As a new team member, I’m find it unnecessarily difficult to know what a
given patch applies to, or to reconstruct code that actually compiles for testing,
or to see how it was tested before I look at the code, etc. I noticed that the patch
URL would *also* solve that problem. That’s about it.

As an aside, I find it strange to have private repos of half a dozen team members
in my history already, instead of a shared repo for things we are working on.


> 
>>> Eventually, the contributor can send a WIP series for some input without detailed review.
>> 
>> I think you meant “eventually” to mean the same thing as
>> “eventuellement” in French (if necessary or possibly), not in the
>> english sense of “at the end”?
>> 
>> I did that with my early recorder WIP. You apparently did not like
>> that way of proceeding.
> 
> Iirc you sent a link to a git branch without the accompanying patch
> series, and this was what Marc-André asked you not to do.

Yes, I had pointed that out earlier in my mail. Which is why I am only suggesting
here we add a link to the existing mails, not that we skip the mail.

> 
>>> 
>>>>> 3. If you want to test, a git checkout is enough to test (assuming you did
>>>>> the git fetch above). Simpler IMO than git am (even if I assume most of us
>>>>> have scripts to process incoming mail)
>>> 
>>> qemu uses patchew, I think it would be worth to consider it for
>>> spice as well. It applies the patches on a mailing list, run some
>>> tests, gives you a stable URL, tracks the review (and the various
>>> iteration recently iirc)…
>> 
>> Good tool, but different problem.
> 
> I personally don't know which exact problem we are tackling ;)
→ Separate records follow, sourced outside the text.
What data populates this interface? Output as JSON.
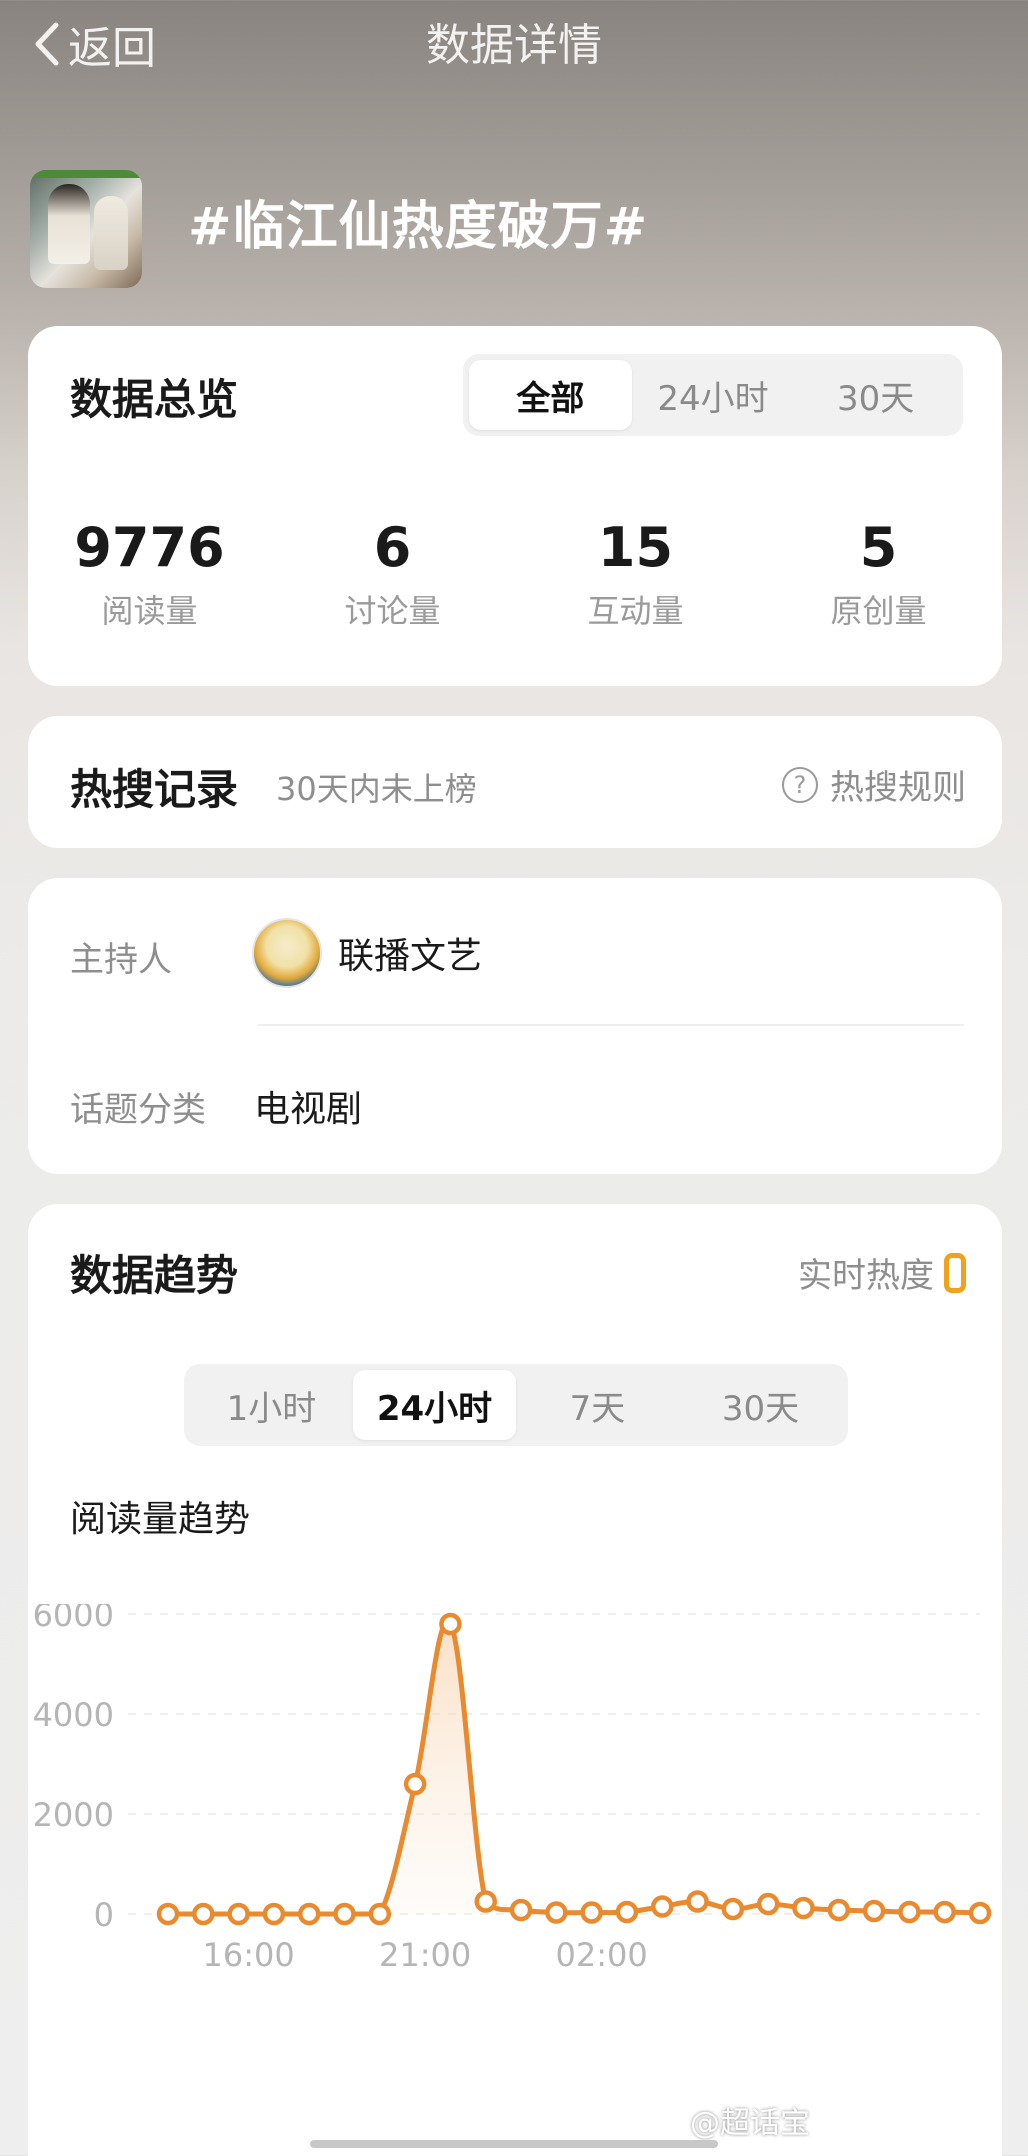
{
  "header": {
    "back_label": "返回",
    "title": "数据详情"
  },
  "topic": {
    "title": "#临江仙热度破万#"
  },
  "overview": {
    "title": "数据总览",
    "tabs": [
      "全部",
      "24小时",
      "30天"
    ],
    "active_tab": "全部",
    "stats": [
      {
        "value": "9776",
        "label": "阅读量"
      },
      {
        "value": "6",
        "label": "讨论量"
      },
      {
        "value": "15",
        "label": "互动量"
      },
      {
        "value": "5",
        "label": "原创量"
      }
    ]
  },
  "hot_search": {
    "title": "热搜记录",
    "subtitle": "30天内未上榜",
    "rule_label": "热搜规则"
  },
  "info": {
    "host_label": "主持人",
    "host_name": "联播文艺",
    "category_label": "话题分类",
    "category_value": "电视剧"
  },
  "trend": {
    "title": "数据趋势",
    "realtime_label": "实时热度",
    "tabs": [
      "1小时",
      "24小时",
      "7天",
      "30天"
    ],
    "active_tab": "24小时",
    "chart_title": "阅读量趋势"
  },
  "watermark": "@超话宝",
  "colors": {
    "accent": "#f0a21e",
    "line": "#e98a2e"
  },
  "chart_data": {
    "type": "area",
    "title": "阅读量趋势",
    "xlabel": "",
    "ylabel": "",
    "ylim": [
      0,
      6000
    ],
    "yticks": [
      0,
      2000,
      4000,
      6000
    ],
    "xticks": [
      "16:00",
      "21:00",
      "02:00"
    ],
    "x": [
      "14:00",
      "15:00",
      "16:00",
      "17:00",
      "18:00",
      "19:00",
      "20:00",
      "21:00",
      "22:00",
      "23:00",
      "00:00",
      "01:00",
      "02:00",
      "03:00",
      "04:00",
      "05:00",
      "06:00",
      "07:00",
      "08:00",
      "09:00",
      "10:00",
      "11:00",
      "12:00",
      "13:00"
    ],
    "series": [
      {
        "values": [
          0,
          0,
          0,
          0,
          0,
          0,
          0,
          2600,
          5800,
          250,
          80,
          30,
          30,
          40,
          150,
          250,
          100,
          200,
          120,
          80,
          60,
          40,
          40,
          20
        ]
      }
    ],
    "grid": true
  }
}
This started with old patches not being tracked. But as most of the industry
knows, tools that deal with this tend to integrate solutions for a whole catalog
of problems we also have, like lack of CI for the WIP branches.

> I see some people having issues keeping track of pending series, others saying
> that CI would be nice, ... Are we trying to solve one single very specific
> problem?

As written above, the state of the art in the industry for solving these problems
typically solves them with integrated packages, not one at a time. Because it’s
much better that way, as people who worked with such tools know.

> If yes, what is it? Patch reviews not being done in a timely
> manner? Patch series being forgotten? Patch series status hard to know
> by email? Something else? (note that you said "problem", not "problems"
> :)

Starting with the first in your list, but with the full knowledge of the state of the art
for tools solving this problem solves other problems that we discussed earlier at the
same time, and listing these problems as well.